The package validates PRISMA 2020 flow data before (and during) plotting to catch inconsistencies.
Validation is designed to be:
- Non-blocking by default: validation can be turned off, emit warnings, or raise errors
- User-friendly: issues are reported with clear explanations and suggested fixes
Example validation message
WARNING: Included exceeds assessed
In the databases/registers lane, more reports are included than were assessed for eligibility.
Fix: Reduce included reports or increase reports.assessed if assessed is incomplete.

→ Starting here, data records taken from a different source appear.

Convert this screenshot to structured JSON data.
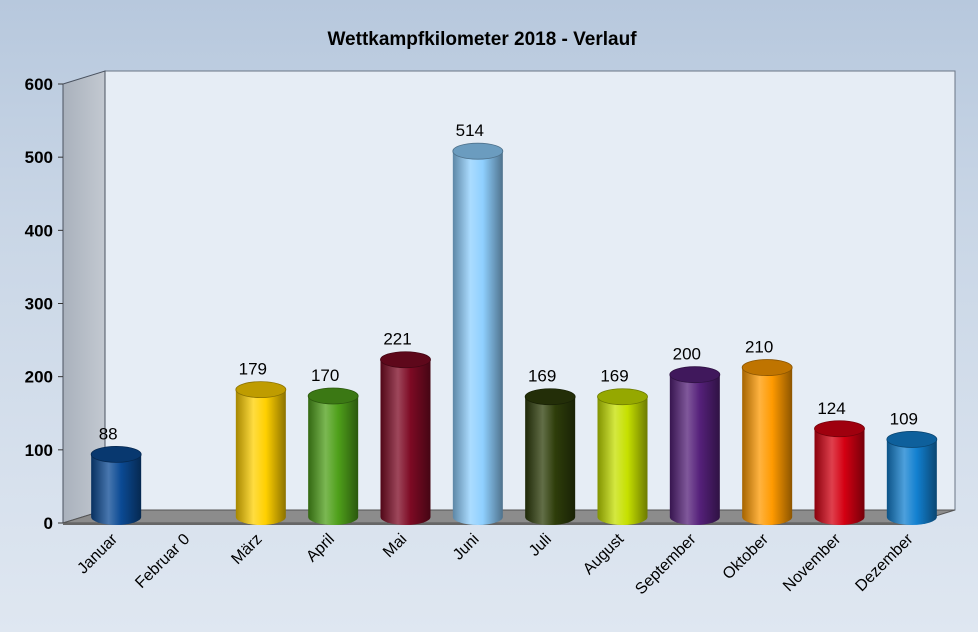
{
  "chart_data": {
    "type": "bar",
    "title": "Wettkampfkilometer 2018 - Verlauf",
    "xlabel": "",
    "ylabel": "",
    "ylim": [
      0,
      600
    ],
    "yticks": [
      "0",
      "100",
      "200",
      "300",
      "400",
      "500",
      "600"
    ],
    "categories": [
      "Januar",
      "Februar 0",
      "März",
      "April",
      "Mai",
      "Juni",
      "Juli",
      "August",
      "September",
      "Oktober",
      "November",
      "Dezember"
    ],
    "values": [
      88,
      0,
      179,
      170,
      221,
      514,
      169,
      169,
      200,
      210,
      124,
      109
    ],
    "data_labels": [
      "88",
      "",
      "179",
      "170",
      "221",
      "514",
      "169",
      "169",
      "200",
      "210",
      "124",
      "109"
    ],
    "colors": [
      "#0b4a94",
      "#9aa0a8",
      "#ffd000",
      "#4fa01a",
      "#7d0a24",
      "#8fd0ff",
      "#2e3d0a",
      "#c6e000",
      "#55207a",
      "#ff9a00",
      "#d40012",
      "#1280d0"
    ],
    "grid": false,
    "legend": "none",
    "style": "3d-cylinder"
  }
}
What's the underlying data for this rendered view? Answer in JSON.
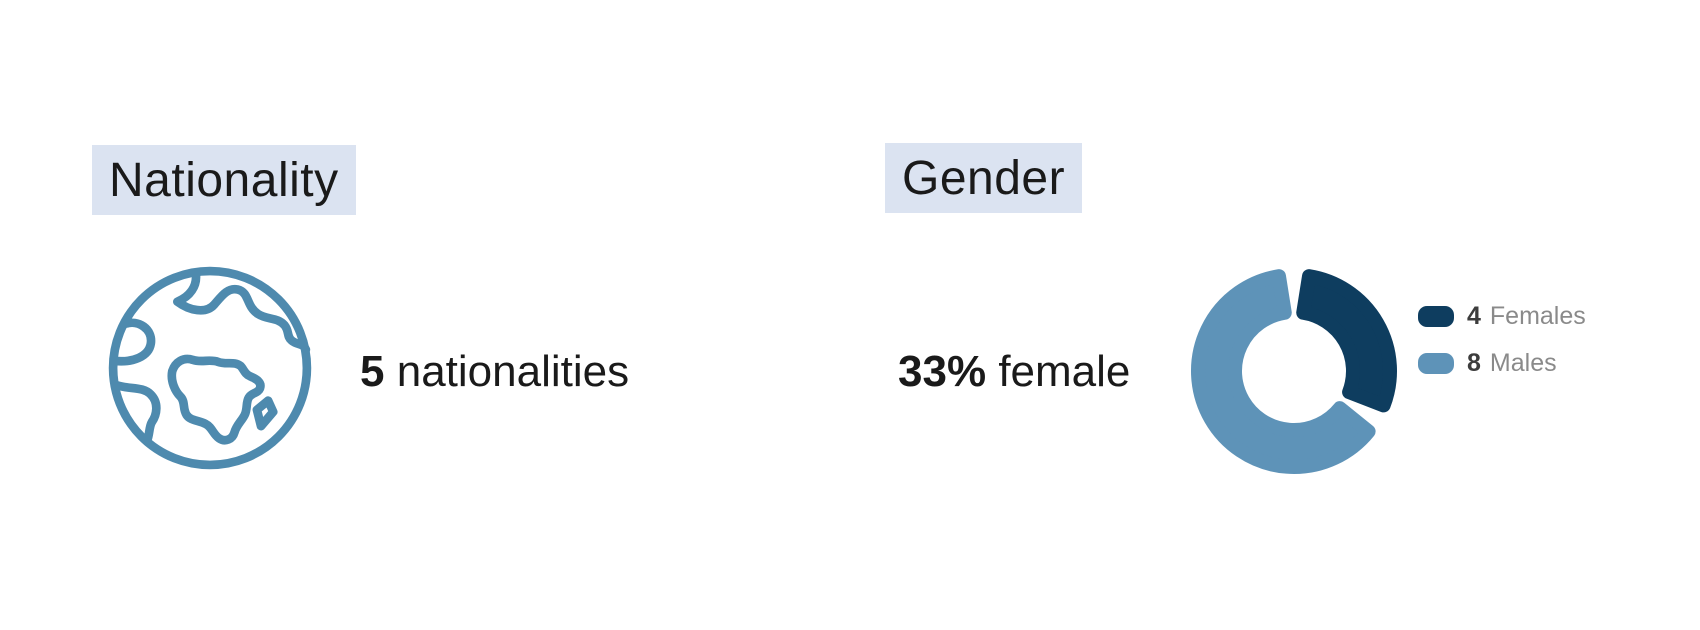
{
  "nationality_card": {
    "heading": "Nationality",
    "stat_value": "5",
    "stat_label": "nationalities",
    "icon": "globe-icon"
  },
  "gender_card": {
    "heading": "Gender",
    "stat_value": "33%",
    "stat_label": "female"
  },
  "chart_data": {
    "type": "pie",
    "variant": "donut",
    "title": "Gender",
    "categories": [
      "Females",
      "Males"
    ],
    "values": [
      4,
      8
    ],
    "colors": [
      "#0e3d5f",
      "#5e93b8"
    ],
    "annotation": "33% female",
    "legend_position": "right",
    "legend": [
      {
        "value": "4",
        "label": "Females"
      },
      {
        "value": "8",
        "label": "Males"
      }
    ],
    "start_angle_deg": 0,
    "direction": "clockwise"
  },
  "theme": {
    "heading_highlight": "#dbe3f1",
    "text_primary": "#1a1a1a",
    "legend_value_color": "#3d3d3d",
    "legend_label_color": "#8a8a8a",
    "globe_stroke": "#4e8aae",
    "background": "#ffffff"
  }
}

Rule: included.reports ≤ db_registers.reports.assessed
Required structure
- Presence of required top-level blocks for new and updated reviews
- Presence of the main databases/registers lane
- Presence of included and previous blocks where required
Count validity
- No negative counts anywhere
- Included study/report counts are non-negative
Identification and screening consistency
- Removed records do not exceed identified records
- Screened records do not exceed available records
- Excluded records do not exceed screened records
Full-text assessment consistency
- Reports sought is present
- Reports not retrieved do not exceed reports sought
- Reports assessed do not exceed reports sought
- Assessed + not retrieved matches sought
Included plausibility
- Included reports do not exceed assessed reports
Other-methods lane
- Structural validity of
other_methodsblocks - Plausibility of counts if records or reports are provided
This project is distributed under the MIT License. If you contribute to the project, you agree to share your contribution following this licenses.